AKS East Africa managing director Amos Siwoi, Kenya Power project manager David Mwaniki with managing director Ben Chumo during the underground cabling project briefing in Nairobi on September 13,2016. PHOTO/ENOS TECHE.
AKS East Africa managing director Amos Siwoi, Kenya Power project manager David Mwaniki with managing director Ben Chumo during the underground cabling project briefing in Nairobi on September 13,2016. PHOTO/ENOS TECHE.

Kenya Power, the near-monopoly electricity distributor, wants suppliers of materials to negotiate with global manufacturers to set up plants locally through joint ventures.

Chief executive Ben Chumo yesterday said local plants will create numerous job opportunities, increase power sales and spur growth in Kenya's wealth.

The company targets to connect at least 70 per cent of the households at the end of Jubilee administration's first term in August next year.

“When we import, for example transformers from China, they don't consume our products, neither do they employ our people,” Chumo told reporters in Nairobi. “Since we are in business already with countries like India and China, why don't they come and manufacture those transformers locally here so that we can benefit mutually?
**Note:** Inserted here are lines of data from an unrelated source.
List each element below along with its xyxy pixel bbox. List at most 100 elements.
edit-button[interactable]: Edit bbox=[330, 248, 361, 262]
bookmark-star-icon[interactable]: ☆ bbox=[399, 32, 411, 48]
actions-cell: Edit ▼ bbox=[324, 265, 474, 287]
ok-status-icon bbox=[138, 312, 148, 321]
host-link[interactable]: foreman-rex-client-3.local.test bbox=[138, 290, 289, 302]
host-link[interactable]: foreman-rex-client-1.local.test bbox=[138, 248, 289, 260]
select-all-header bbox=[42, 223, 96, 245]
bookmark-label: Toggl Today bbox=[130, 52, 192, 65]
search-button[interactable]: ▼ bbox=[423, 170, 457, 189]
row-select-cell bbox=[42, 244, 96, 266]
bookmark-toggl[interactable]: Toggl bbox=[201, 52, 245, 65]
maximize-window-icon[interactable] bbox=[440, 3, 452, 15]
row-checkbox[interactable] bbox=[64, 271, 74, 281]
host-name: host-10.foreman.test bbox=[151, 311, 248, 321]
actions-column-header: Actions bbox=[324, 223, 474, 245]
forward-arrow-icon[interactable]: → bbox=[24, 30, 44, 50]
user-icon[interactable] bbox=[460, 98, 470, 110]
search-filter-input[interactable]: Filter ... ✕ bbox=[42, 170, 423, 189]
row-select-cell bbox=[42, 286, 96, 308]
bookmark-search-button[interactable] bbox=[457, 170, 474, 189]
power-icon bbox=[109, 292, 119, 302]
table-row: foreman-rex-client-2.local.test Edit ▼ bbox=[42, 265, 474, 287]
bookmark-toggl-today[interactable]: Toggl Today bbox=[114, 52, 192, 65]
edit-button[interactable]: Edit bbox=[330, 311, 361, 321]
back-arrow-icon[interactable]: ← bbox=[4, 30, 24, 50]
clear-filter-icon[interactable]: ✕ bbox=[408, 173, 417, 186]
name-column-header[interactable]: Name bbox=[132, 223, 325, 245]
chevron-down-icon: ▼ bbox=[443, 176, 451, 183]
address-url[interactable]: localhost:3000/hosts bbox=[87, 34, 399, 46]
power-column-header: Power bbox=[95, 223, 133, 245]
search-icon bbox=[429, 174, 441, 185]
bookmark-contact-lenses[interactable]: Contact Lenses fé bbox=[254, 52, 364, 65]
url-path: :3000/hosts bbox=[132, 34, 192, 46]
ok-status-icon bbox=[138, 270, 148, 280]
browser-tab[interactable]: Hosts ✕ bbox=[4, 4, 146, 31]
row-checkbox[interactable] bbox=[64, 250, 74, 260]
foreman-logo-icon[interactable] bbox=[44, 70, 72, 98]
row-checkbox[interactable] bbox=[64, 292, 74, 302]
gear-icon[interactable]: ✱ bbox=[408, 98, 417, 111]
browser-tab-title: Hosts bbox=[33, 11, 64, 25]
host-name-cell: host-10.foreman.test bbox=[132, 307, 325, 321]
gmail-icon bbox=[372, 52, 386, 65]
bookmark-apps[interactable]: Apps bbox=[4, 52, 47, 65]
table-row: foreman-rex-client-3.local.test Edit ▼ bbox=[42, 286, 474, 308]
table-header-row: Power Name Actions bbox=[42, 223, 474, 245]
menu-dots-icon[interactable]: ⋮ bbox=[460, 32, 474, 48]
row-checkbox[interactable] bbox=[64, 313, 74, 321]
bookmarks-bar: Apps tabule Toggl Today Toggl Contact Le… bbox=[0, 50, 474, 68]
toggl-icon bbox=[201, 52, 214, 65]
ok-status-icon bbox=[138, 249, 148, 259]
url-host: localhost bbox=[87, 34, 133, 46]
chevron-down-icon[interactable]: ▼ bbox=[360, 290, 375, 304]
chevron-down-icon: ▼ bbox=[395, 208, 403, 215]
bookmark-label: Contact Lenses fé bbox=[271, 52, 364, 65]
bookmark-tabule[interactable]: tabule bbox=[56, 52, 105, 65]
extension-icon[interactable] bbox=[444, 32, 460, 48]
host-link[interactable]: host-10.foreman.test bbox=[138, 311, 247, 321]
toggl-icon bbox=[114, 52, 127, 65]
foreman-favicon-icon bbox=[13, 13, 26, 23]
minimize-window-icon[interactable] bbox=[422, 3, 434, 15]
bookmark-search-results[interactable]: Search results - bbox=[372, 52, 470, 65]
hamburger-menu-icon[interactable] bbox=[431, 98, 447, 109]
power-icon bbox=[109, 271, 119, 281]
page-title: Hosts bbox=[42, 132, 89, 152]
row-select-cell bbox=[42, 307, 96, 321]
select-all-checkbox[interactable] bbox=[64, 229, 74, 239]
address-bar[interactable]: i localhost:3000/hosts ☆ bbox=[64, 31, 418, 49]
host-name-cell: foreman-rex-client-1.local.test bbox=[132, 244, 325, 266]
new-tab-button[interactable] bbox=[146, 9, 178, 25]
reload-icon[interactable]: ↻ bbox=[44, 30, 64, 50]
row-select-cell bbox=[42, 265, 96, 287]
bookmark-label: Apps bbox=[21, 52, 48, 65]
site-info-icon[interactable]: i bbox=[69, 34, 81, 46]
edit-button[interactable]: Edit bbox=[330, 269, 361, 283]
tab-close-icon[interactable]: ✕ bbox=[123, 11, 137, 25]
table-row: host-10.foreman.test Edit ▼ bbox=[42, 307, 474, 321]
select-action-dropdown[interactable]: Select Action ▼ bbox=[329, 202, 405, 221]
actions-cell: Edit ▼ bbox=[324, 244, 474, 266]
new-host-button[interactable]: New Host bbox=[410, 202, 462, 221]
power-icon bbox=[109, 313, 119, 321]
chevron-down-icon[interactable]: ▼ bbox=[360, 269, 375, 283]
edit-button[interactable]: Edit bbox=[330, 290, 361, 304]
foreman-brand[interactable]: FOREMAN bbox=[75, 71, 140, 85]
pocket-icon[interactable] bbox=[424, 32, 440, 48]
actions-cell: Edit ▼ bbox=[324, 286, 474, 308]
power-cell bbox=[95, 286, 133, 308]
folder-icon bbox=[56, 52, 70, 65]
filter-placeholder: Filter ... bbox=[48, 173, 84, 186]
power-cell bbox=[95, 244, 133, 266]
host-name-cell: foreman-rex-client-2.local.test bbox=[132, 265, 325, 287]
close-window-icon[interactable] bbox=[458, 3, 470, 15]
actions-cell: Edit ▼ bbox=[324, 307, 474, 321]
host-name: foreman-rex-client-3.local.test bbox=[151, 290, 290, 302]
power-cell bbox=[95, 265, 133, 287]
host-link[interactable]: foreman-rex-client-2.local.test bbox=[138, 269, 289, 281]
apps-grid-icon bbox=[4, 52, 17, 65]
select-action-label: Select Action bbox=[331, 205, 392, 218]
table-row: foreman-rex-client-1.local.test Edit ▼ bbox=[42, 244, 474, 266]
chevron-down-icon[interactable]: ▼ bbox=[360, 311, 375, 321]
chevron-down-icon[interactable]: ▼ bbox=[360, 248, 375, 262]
That's our intention and we want, going forward, to see Kenyans gathering courage and being able to manufacture these products locally.”

Hundreds of billions of shillings will be invested in electricity connectivity, infrastructure expansion, and maintenance projects by 2020, the time the country targets to have achieved a 100 per cent power coverage.

The three-phase, low-cost Last Mile Electricity Connectivity project for households, is expected to gobble up about Sh44 billion by end of next year. The Sh13.5 billion first phase targeting 314,200 homes kicked off in April, while the Sh15.20 billion ($150 million) second phase targeting 312,500 households, and the third phase, which will cost the same amount, will begin concurrently.

Electricity network and upgrade is set to cost Sh109 billion in the next three years, while system maintenance is estimated at Sh10 billion over the period.

The publicly traded utility, owned 51 per cent by the state, yesterday said it will prioritise local products going forward. Some of the materials in demand include cables, meters, transformers, surge arrestors, conductors, construction adaptors, fuse carriers and cut-outs, break switches and insulators among others.

KPLC started the process of procuring 195,299 treated wooden poles on July 14 for the second phase of Last Mile project, largely funded by the African Development Bank and the World Bank.

“If a contractor wins contracts and doesn't deliver it, when we go to tendering next round we will not give you additional work,” Chumo warned. “We will only give you additional work subject to you completing what you have you. If you have work that you have not completed, don't come back for more.”

He said the utility has faced frustrations in securing way leaves for its projects, mostly from public institutions, citing Kenya Wildlife Services.

“I want to request for solutions particularly for those institutions so that they appreciate and recognise that these projects belong to the country,” the KPLC boss said. “The earlier we agree to have these way leaves available to KPLC, the better for the entire country including them.”